Il semble que de nombreuses petites entreprises agricoles africaines soient coincées dans une position contradictoire : leurs antécédents de crédit limités et leurs modèles d’entreprise relativement risqués signifient qu’elles ont du mal à obtenir des investissements pour des solutions d’agrifinancement, alors que ce sont précisément ces solutions qui permettraient de surmonter ces difficultés.
La Banque mondiale a souligné l’importance cruciale de développer l’agrifinance et d’en faire bénéficier un plus grand nombre d’agriculteurs dans le monde. Ses estimations suggèrent que la demande alimentaire mondiale augmentera de 70 % d’ici 2050 et qu’il faudra investir au moins 80 milliards de dollars par an tout au long des chaînes de valeur pour y répondre.
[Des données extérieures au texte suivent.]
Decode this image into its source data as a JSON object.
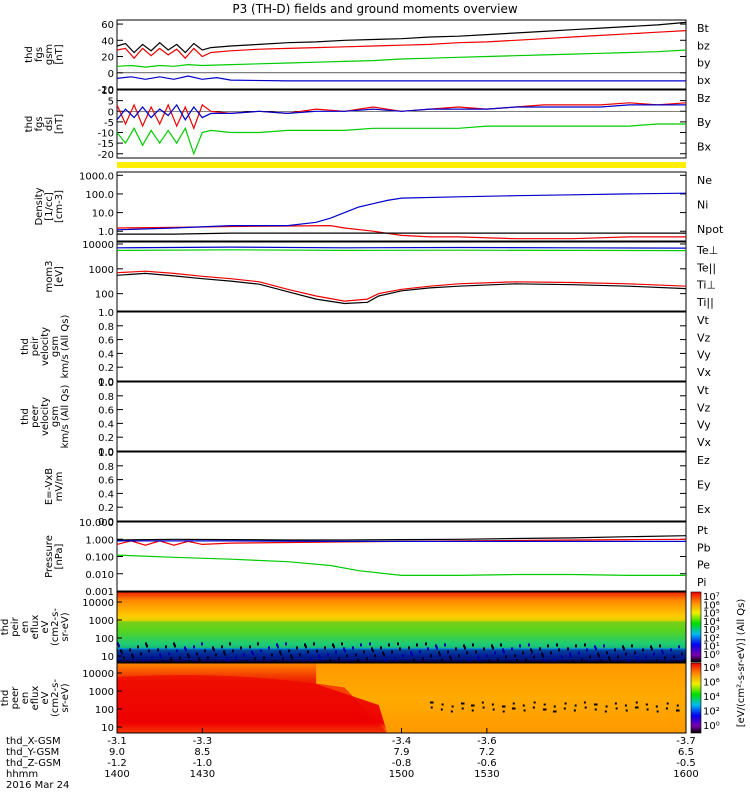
{
  "title": "P3 (TH-D) fields and ground moments overview",
  "colors": {
    "black": "#000000",
    "red": "#ee0000",
    "green": "#00cc00",
    "blue": "#0000cc"
  },
  "chart_data": [
    {
      "type": "line",
      "panel": "fgs-gsm",
      "ylabel_lines": [
        "thd",
        "fgs",
        "gsm",
        "[nT]"
      ],
      "ylim": [
        -20,
        65
      ],
      "ytick_labels": [
        "60",
        "40",
        "20",
        "0",
        "-20"
      ],
      "ytick_values": [
        60,
        40,
        20,
        0,
        -20
      ],
      "legend": [
        "Bt",
        "bz",
        "by",
        "bx"
      ],
      "series": [
        {
          "name": "Bt",
          "color": "black",
          "x": [
            1400,
            1403,
            1406,
            1409,
            1412,
            1415,
            1418,
            1421,
            1424,
            1427,
            1430,
            1433,
            1440,
            1450,
            1460,
            1470,
            1480,
            1490,
            1500,
            1510,
            1520,
            1530,
            1540,
            1550,
            1560,
            1570,
            1580,
            1590,
            1600
          ],
          "y": [
            33,
            36,
            25,
            35,
            27,
            37,
            28,
            35,
            25,
            36,
            28,
            31,
            33,
            35,
            37,
            38,
            40,
            41,
            42,
            44,
            45,
            47,
            49,
            51,
            53,
            55,
            57,
            59,
            62
          ]
        },
        {
          "name": "bz",
          "color": "red",
          "x": [
            1400,
            1403,
            1406,
            1409,
            1412,
            1415,
            1418,
            1421,
            1424,
            1427,
            1430,
            1433,
            1440,
            1450,
            1460,
            1470,
            1480,
            1490,
            1500,
            1510,
            1520,
            1530,
            1540,
            1550,
            1560,
            1570,
            1580,
            1590,
            1600
          ],
          "y": [
            28,
            30,
            18,
            30,
            21,
            30,
            22,
            29,
            18,
            30,
            20,
            25,
            27,
            29,
            30,
            31,
            32,
            33,
            34,
            35,
            37,
            38,
            40,
            42,
            44,
            46,
            48,
            50,
            52
          ]
        },
        {
          "name": "by",
          "color": "green",
          "x": [
            1400,
            1405,
            1410,
            1415,
            1420,
            1425,
            1430,
            1440,
            1450,
            1460,
            1470,
            1480,
            1490,
            1500,
            1510,
            1520,
            1530,
            1540,
            1550,
            1560,
            1570,
            1580,
            1590,
            1600
          ],
          "y": [
            8,
            9,
            7,
            9,
            8,
            10,
            9,
            10,
            11,
            12,
            13,
            14,
            15,
            17,
            18,
            19,
            20,
            21,
            22,
            23,
            24,
            25,
            26,
            28
          ]
        },
        {
          "name": "bx",
          "color": "blue",
          "x": [
            1400,
            1405,
            1410,
            1415,
            1420,
            1425,
            1430,
            1435,
            1440,
            1460,
            1480,
            1500,
            1520,
            1540,
            1560,
            1580,
            1600
          ],
          "y": [
            -7,
            -5,
            -8,
            -5,
            -8,
            -4,
            -8,
            -6,
            -9,
            -10,
            -10,
            -10,
            -10,
            -10,
            -10,
            -10,
            -10
          ]
        }
      ]
    },
    {
      "type": "line",
      "panel": "fgs-dsl",
      "ylabel_lines": [
        "thd",
        "fgs",
        "dsl",
        "[nT]"
      ],
      "ylim": [
        -22,
        10
      ],
      "ytick_labels": [
        "10",
        "5",
        "0",
        "-5",
        "-10",
        "-15",
        "-20"
      ],
      "ytick_values": [
        10,
        5,
        0,
        -5,
        -10,
        -15,
        -20
      ],
      "legend": [
        "Bz",
        "By",
        "Bx"
      ],
      "series": [
        {
          "name": "Bz",
          "color": "red",
          "x": [
            1400,
            1403,
            1406,
            1409,
            1412,
            1415,
            1418,
            1421,
            1424,
            1427,
            1430,
            1433,
            1440,
            1450,
            1460,
            1470,
            1480,
            1490,
            1500,
            1510,
            1520,
            1530,
            1540,
            1550,
            1560,
            1570,
            1580,
            1590,
            1600
          ],
          "y": [
            3,
            -6,
            3,
            -7,
            2,
            -6,
            3,
            -7,
            2,
            -8,
            3,
            0,
            -1,
            0,
            -1,
            1,
            0,
            2,
            0,
            1,
            2,
            1,
            2,
            3,
            3,
            3,
            4,
            3,
            4
          ]
        },
        {
          "name": "By",
          "color": "blue",
          "x": [
            1400,
            1403,
            1406,
            1409,
            1412,
            1415,
            1418,
            1421,
            1424,
            1427,
            1430,
            1433,
            1440,
            1450,
            1460,
            1470,
            1480,
            1490,
            1500,
            1510,
            1520,
            1530,
            1540,
            1550,
            1560,
            1570,
            1580,
            1590,
            1600
          ],
          "y": [
            -4,
            1,
            -3,
            2,
            -3,
            1,
            -2,
            3,
            -4,
            2,
            -3,
            -1,
            -1,
            0,
            -1,
            0,
            0,
            1,
            0,
            1,
            1,
            1,
            2,
            2,
            2,
            2,
            3,
            3,
            3
          ]
        },
        {
          "name": "Bx",
          "color": "green",
          "x": [
            1400,
            1403,
            1406,
            1409,
            1412,
            1415,
            1418,
            1421,
            1424,
            1427,
            1430,
            1433,
            1440,
            1450,
            1460,
            1470,
            1480,
            1490,
            1500,
            1510,
            1520,
            1530,
            1540,
            1550,
            1560,
            1570,
            1580,
            1590,
            1600
          ],
          "y": [
            -10,
            -15,
            -8,
            -16,
            -9,
            -15,
            -9,
            -15,
            -8,
            -20,
            -10,
            -9,
            -10,
            -10,
            -9,
            -9,
            -9,
            -8,
            -8,
            -8,
            -8,
            -7,
            -7,
            -7,
            -7,
            -7,
            -7,
            -6,
            -6
          ]
        }
      ]
    },
    {
      "type": "line",
      "panel": "density",
      "log": true,
      "ylabel_lines": [
        "Density",
        "[1/cc]",
        "[cm-3]"
      ],
      "ylim": [
        0.3,
        1500
      ],
      "ytick_labels": [
        "1000.0",
        "100.0",
        "10.0",
        "1.0"
      ],
      "ytick_values": [
        1000,
        100,
        10,
        1
      ],
      "legend": [
        "Ne",
        "Ni",
        "Npot"
      ],
      "series": [
        {
          "name": "Ne",
          "color": "red",
          "x": [
            1400,
            1420,
            1440,
            1460,
            1475,
            1480,
            1490,
            1500,
            1510,
            1520,
            1540,
            1560,
            1580,
            1600
          ],
          "y": [
            1.5,
            1.6,
            1.8,
            1.9,
            2,
            1.5,
            1,
            0.6,
            0.5,
            0.5,
            0.4,
            0.4,
            0.5,
            0.5
          ]
        },
        {
          "name": "Ni",
          "color": "black",
          "x": [
            1400,
            1420,
            1440,
            1460,
            1480,
            1500,
            1520,
            1540,
            1560,
            1580,
            1600
          ],
          "y": [
            0.7,
            0.7,
            0.8,
            0.8,
            0.8,
            0.8,
            0.8,
            0.8,
            0.8,
            0.8,
            0.8
          ]
        },
        {
          "name": "Npot",
          "color": "blue",
          "x": [
            1400,
            1420,
            1440,
            1460,
            1470,
            1475,
            1480,
            1485,
            1490,
            1495,
            1500,
            1520,
            1540,
            1560,
            1580,
            1600
          ],
          "y": [
            1.2,
            1.5,
            2,
            2,
            3,
            5,
            10,
            20,
            30,
            45,
            60,
            70,
            80,
            90,
            100,
            110
          ]
        }
      ]
    },
    {
      "type": "line",
      "panel": "temperature",
      "log": true,
      "ylabel_lines": [
        "mom3",
        "[eV]"
      ],
      "ylim": [
        20,
        12000
      ],
      "ytick_labels": [
        "10000",
        "1000",
        "100"
      ],
      "ytick_values": [
        10000,
        1000,
        100
      ],
      "legend": [
        "Te⊥",
        "Te||",
        "Ti⊥",
        "Ti||"
      ],
      "series": [
        {
          "name": "Te⊥",
          "color": "red",
          "x": [
            1400,
            1410,
            1420,
            1430,
            1440,
            1450,
            1460,
            1470,
            1480,
            1488,
            1492,
            1500,
            1510,
            1520,
            1540,
            1560,
            1580,
            1600
          ],
          "y": [
            700,
            800,
            650,
            500,
            400,
            300,
            150,
            80,
            50,
            60,
            100,
            150,
            200,
            250,
            300,
            280,
            250,
            200
          ]
        },
        {
          "name": "Te||",
          "color": "black",
          "x": [
            1400,
            1410,
            1420,
            1430,
            1440,
            1450,
            1460,
            1470,
            1480,
            1488,
            1492,
            1500,
            1510,
            1520,
            1540,
            1560,
            1580,
            1600
          ],
          "y": [
            550,
            650,
            520,
            400,
            320,
            240,
            120,
            60,
            40,
            45,
            80,
            130,
            170,
            200,
            250,
            230,
            200,
            160
          ]
        },
        {
          "name": "Ti⊥",
          "color": "blue",
          "x": [
            1400,
            1440,
            1480,
            1520,
            1560,
            1600
          ],
          "y": [
            7000,
            7500,
            7000,
            7200,
            7000,
            6800
          ]
        },
        {
          "name": "Ti||",
          "color": "green",
          "x": [
            1400,
            1440,
            1480,
            1520,
            1560,
            1600
          ],
          "y": [
            5500,
            5800,
            5500,
            5600,
            5500,
            5400
          ]
        }
      ]
    },
    {
      "type": "line",
      "panel": "peir-velocity",
      "ylabel_lines": [
        "thd",
        "peir",
        "velocity",
        "gsm",
        "km/s (All Qs)"
      ],
      "ylim": [
        0,
        1
      ],
      "ytick_labels": [
        "1.0",
        "0.8",
        "0.6",
        "0.4",
        "0.2",
        "0.0"
      ],
      "ytick_values": [
        1,
        0.8,
        0.6,
        0.4,
        0.2,
        0
      ],
      "legend": [
        "Vt",
        "Vz",
        "Vy",
        "Vx"
      ],
      "series": []
    },
    {
      "type": "line",
      "panel": "peer-velocity",
      "ylabel_lines": [
        "thd",
        "peer",
        "velocity",
        "gsm",
        "km/s (All Qs)"
      ],
      "ylim": [
        0,
        1
      ],
      "ytick_labels": [
        "1.0",
        "0.8",
        "0.6",
        "0.4",
        "0.2",
        "0.0"
      ],
      "ytick_values": [
        1,
        0.8,
        0.6,
        0.4,
        0.2,
        0
      ],
      "legend": [
        "Vt",
        "Vz",
        "Vy",
        "Vx"
      ],
      "series": []
    },
    {
      "type": "line",
      "panel": "efield",
      "ylabel_lines": [
        "E=-VxB",
        "mV/m"
      ],
      "ylim": [
        0,
        1
      ],
      "ytick_labels": [
        "1.0",
        "0.8",
        "0.6",
        "0.4",
        "0.2",
        "0.0"
      ],
      "ytick_values": [
        1,
        0.8,
        0.6,
        0.4,
        0.2,
        0
      ],
      "legend": [
        "Ez",
        "Ey",
        "Ex"
      ],
      "series": []
    },
    {
      "type": "line",
      "panel": "pressure",
      "log": true,
      "ylabel_lines": [
        "Pressure",
        "[nPa]"
      ],
      "ylim": [
        0.001,
        10
      ],
      "ytick_labels": [
        "10.000",
        "1.000",
        "0.100",
        "0.010",
        "0.001"
      ],
      "ytick_values": [
        10,
        1,
        0.1,
        0.01,
        0.001
      ],
      "legend": [
        "Pt",
        "Pb",
        "Pe",
        "Pi"
      ],
      "series": [
        {
          "name": "Pt",
          "color": "black",
          "x": [
            1400,
            1420,
            1440,
            1460,
            1480,
            1500,
            1520,
            1540,
            1560,
            1580,
            1600
          ],
          "y": [
            0.9,
            1.0,
            0.95,
            0.9,
            0.9,
            0.95,
            1.0,
            1.1,
            1.2,
            1.4,
            1.6
          ]
        },
        {
          "name": "Pb",
          "color": "red",
          "x": [
            1400,
            1405,
            1410,
            1415,
            1420,
            1425,
            1430,
            1440,
            1460,
            1480,
            1500,
            1520,
            1540,
            1560,
            1580,
            1600
          ],
          "y": [
            0.5,
            0.8,
            0.45,
            0.8,
            0.45,
            0.75,
            0.5,
            0.6,
            0.65,
            0.7,
            0.75,
            0.8,
            0.85,
            0.9,
            0.95,
            1.0
          ]
        },
        {
          "name": "Pe",
          "color": "green",
          "x": [
            1400,
            1420,
            1440,
            1460,
            1475,
            1485,
            1500,
            1520,
            1540,
            1560,
            1580,
            1600
          ],
          "y": [
            0.12,
            0.09,
            0.07,
            0.05,
            0.03,
            0.015,
            0.008,
            0.008,
            0.009,
            0.009,
            0.008,
            0.008
          ]
        },
        {
          "name": "Pi",
          "color": "blue",
          "x": [
            1400,
            1440,
            1480,
            1520,
            1560,
            1600
          ],
          "y": [
            0.8,
            0.8,
            0.75,
            0.75,
            0.75,
            0.75
          ]
        }
      ]
    },
    {
      "type": "heatmap",
      "panel": "peir-eflux",
      "ylabel_lines": [
        "thd",
        "peir",
        "en",
        "eflux",
        "eV",
        "(cm2-s-",
        "sr-eV)"
      ],
      "ytick_labels": [
        "10000",
        "1000",
        "100",
        "10"
      ],
      "cbar_labels": [
        "10⁷",
        "10⁶",
        "10⁵",
        "10⁴",
        "10³",
        "10²",
        "10¹",
        "10⁰"
      ]
    },
    {
      "type": "heatmap",
      "panel": "peer-eflux",
      "ylabel_lines": [
        "thd",
        "peer",
        "en",
        "eflux",
        "eV",
        "(cm2-s-",
        "sr-eV)"
      ],
      "ytick_labels": [
        "10000",
        "1000",
        "100",
        "10"
      ],
      "cbar_labels": [
        "10⁸",
        "10⁶",
        "10⁴",
        "10²",
        "10⁰"
      ]
    }
  ],
  "colorbar_title": "[eV/(cm²-s-sr-eV)] (All Qs)",
  "x_axis": {
    "xlim": [
      1400,
      1600
    ],
    "tick_values": [
      1400,
      1430,
      1500,
      1530,
      1600
    ],
    "rows": [
      {
        "label": "thd_X-GSM",
        "values": [
          "-3.1",
          "-3.3",
          "-3.4",
          "-3.6",
          "-3.7"
        ]
      },
      {
        "label": "thd_Y-GSM",
        "values": [
          "9.0",
          "8.5",
          "7.9",
          "7.2",
          "6.5"
        ]
      },
      {
        "label": "thd_Z-GSM",
        "values": [
          "-1.2",
          "-1.0",
          "-0.8",
          "-0.6",
          "-0.5"
        ]
      },
      {
        "label": "hhmm",
        "values": [
          "1400",
          "1430",
          "1500",
          "1530",
          "1600"
        ]
      }
    ],
    "date": "2016 Mar 24"
  }
}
« Des investissements plus modestes sont nécessaires pour permettre aux agriculteurs et aux micro, petites et moyennes entreprises agricoles d’accroître leur productivité tout en réduisant l’impact sur l’environnement et en tenant compte des risques climatiques. »
La Banque mondiale note également que « les systèmes financiers de la plupart des pays en développement sont mal préparés à financer le passage à une agriculture et à des industries agroalimentaires durables », car « les banques, les institutions de microfinancement et les investisseurs institutionnels ont traditionnellement fourni des ressources très limitées à ces secteurs ».
Il est clair que les solutions d’agrifinancement ont un rôle important à jouer dans l’autonomisation des communautés rurales, le renforcement des chaînes d’approvisionnement en Afrique et au-delà, ainsi que dans la facilitation d’une transition plus large vers des pratiques agricoles plus durables.
Toutefois, Magoba Jerome estime que le potentiel du secteur ne sera pas pleinement exploité tant que sa couverture ne sera pas beaucoup plus large et qu’il n’englobera pas l’ensemble des entreprises agricoles, grandes et petites.